Hats off to you

Hats off to you

Columbia College announced today that Margarete Diaz Cuadros and Samuel Walker have been named 2014’s Columbia College valedictorian and salutatorian, respectively.

Margarete hails from Lima and is majoring in biochemistry. She’ll be continuing her current research and going for her Ph.D. in molecular genetics. Walker is a comparative literature major from Westchester whose senior thesis “is so advanced, it reads like the first draft of a doctoral thesis.” They both have very impressive and glowing bios, which you can read below the jump.

Congrats!

The Columbia College faculty Committee on Honors, Awards and Prizes has announced the names of the Class of 2014 valedictorian and salutatorian. The valedictorian is Margarete Diaz Cuadros, a biochemistry major with a concentration in evolutionary biology of the human species. The salutatorian is Samuel Walker, a comparative literature and society major with a concentration in philosophy.

Diaz, who is originally from Lima, Peru, came to New York after completing high school. As a sophomore, she started working in the laboratory of University Professor and Nobel Prize winner Martin Chalfie, and “quickly demonstrated her mastery in the field of nerve cell development and function in the nematode Caenorhabditis elegans,” according to the faculty committee. During her time in Professor Chalfie’s lab, she went on to conduct a “mutagenesis screen,” which Professor Chalfie calls, “a gold mine” for his laboratory, opening many new avenues for research.

Diaz is a recipient of the University of Texas Southwestern Medical Center’s seventh annual Frank and Sara McKnight Award for Biochemistry, a national award for seniors who have conducted outstanding research in chemistry, biological chemistry, or biophysics or quantitative biology. She has also received research funding from the Columbia College Alumni and Parent Internship Fund for her research in Professor Chalfie’s Laboratory. She plans to continue her research and pursue a Ph.D. in molecular genetics.
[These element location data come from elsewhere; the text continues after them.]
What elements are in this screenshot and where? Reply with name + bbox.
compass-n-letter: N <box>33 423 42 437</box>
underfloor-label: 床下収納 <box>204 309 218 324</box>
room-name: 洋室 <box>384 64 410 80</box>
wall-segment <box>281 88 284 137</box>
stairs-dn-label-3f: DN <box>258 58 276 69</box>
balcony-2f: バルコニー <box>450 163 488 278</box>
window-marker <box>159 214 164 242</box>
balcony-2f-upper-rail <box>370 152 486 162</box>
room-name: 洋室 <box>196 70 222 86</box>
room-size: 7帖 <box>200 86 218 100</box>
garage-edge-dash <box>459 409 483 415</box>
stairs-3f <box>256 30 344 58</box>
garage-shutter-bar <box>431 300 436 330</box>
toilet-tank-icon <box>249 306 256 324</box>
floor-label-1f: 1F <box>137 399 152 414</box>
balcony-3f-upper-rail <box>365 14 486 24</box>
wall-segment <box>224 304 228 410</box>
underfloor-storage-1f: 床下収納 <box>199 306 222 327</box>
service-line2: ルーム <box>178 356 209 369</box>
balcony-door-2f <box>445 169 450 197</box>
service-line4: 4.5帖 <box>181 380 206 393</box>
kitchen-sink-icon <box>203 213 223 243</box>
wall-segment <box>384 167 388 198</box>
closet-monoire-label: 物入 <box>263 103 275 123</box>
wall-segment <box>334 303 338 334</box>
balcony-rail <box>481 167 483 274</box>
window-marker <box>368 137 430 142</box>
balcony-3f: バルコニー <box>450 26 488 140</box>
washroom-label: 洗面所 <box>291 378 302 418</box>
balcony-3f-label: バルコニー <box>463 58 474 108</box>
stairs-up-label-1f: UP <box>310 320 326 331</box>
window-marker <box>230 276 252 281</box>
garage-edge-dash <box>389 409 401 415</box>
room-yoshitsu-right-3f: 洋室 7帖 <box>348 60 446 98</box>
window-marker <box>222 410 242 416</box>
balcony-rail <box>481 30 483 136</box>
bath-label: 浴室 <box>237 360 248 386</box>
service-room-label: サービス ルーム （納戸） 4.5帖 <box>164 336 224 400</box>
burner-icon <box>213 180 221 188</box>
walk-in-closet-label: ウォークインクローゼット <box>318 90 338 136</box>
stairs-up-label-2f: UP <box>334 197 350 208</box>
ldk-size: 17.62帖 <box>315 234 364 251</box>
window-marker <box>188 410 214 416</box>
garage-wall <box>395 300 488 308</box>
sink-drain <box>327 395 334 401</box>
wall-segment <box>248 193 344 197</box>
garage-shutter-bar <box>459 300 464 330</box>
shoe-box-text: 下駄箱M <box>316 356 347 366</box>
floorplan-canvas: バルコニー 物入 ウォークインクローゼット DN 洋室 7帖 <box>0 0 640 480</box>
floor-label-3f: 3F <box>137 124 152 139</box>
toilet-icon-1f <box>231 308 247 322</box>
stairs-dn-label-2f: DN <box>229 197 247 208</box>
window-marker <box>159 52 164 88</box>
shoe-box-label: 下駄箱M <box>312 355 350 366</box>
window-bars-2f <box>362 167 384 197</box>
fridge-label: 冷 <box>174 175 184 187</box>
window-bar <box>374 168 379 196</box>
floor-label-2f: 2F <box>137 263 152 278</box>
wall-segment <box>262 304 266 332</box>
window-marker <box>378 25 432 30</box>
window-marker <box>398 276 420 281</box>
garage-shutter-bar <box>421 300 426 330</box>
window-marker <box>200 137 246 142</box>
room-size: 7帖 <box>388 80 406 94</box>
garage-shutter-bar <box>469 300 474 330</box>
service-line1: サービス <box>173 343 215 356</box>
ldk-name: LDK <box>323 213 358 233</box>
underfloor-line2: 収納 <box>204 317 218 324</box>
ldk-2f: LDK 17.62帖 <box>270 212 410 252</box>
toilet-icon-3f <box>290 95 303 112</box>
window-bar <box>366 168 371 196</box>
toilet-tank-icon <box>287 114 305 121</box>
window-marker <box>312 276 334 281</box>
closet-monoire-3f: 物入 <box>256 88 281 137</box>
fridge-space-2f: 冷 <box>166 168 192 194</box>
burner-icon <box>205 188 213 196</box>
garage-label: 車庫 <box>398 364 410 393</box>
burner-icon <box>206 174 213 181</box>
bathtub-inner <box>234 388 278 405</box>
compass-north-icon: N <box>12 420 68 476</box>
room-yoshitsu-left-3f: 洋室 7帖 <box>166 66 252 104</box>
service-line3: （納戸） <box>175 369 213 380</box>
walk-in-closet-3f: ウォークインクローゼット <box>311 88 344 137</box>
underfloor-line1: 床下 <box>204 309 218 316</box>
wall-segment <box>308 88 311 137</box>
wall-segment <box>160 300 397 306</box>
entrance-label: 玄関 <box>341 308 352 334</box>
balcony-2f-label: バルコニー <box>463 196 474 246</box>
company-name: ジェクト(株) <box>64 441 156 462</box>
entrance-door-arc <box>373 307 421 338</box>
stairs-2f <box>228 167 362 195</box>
In her free time, she enjoys preparing Peruvian cuisine and reading Latin American literature.

“Margarete has impressed Columbia and national faculty with her commitment to research, her creative thinking which allows her to identify details others might miss, and her phenomenal work ethic – all of which, combined with her gracious, generous and humble character, point to her becoming a leading scientist of her generation,” the faculty committee said.

Walker, who is from Westchester, N.Y., is a highly gifted scholar of literature, history, philosophy, according to faculty members with whom he has studied. He has also proven to be an “outstanding student” of foreign languages, mastering both French and German at a near native level, the faculty committee said. He took a year off from the College to study languages and spent a summer working with the Summer Bridge Program, tutoring rising first-year students in Columbia’s Academic Success Programs.

Walker is completing his senior thesis on perception and moral autonomy in Rousseau’s Second Discourse and Kant’s Conjectural Beginnings of Human History, in which he argues that both thinkers trace humanity’s problems to a dialectic between empirical and rational sources of motivation, but that they have different answers when it comes to how this dialectic should be resolved. The faculty members advising this work say that its scholarship is so advanced, it reads like the first draft of a doctoral thesis.

“Sam’s selection as the Salutatorian for the Columbia College Class of 2014 is a testament to his immense capacity and passion for learning,” the faculty committee said. “And it is a great tribute to Sam’s originality of thought and dedication to scholarship that he has excelled in these intersecting fields, impressing and delighting his professors across all his disciplines.”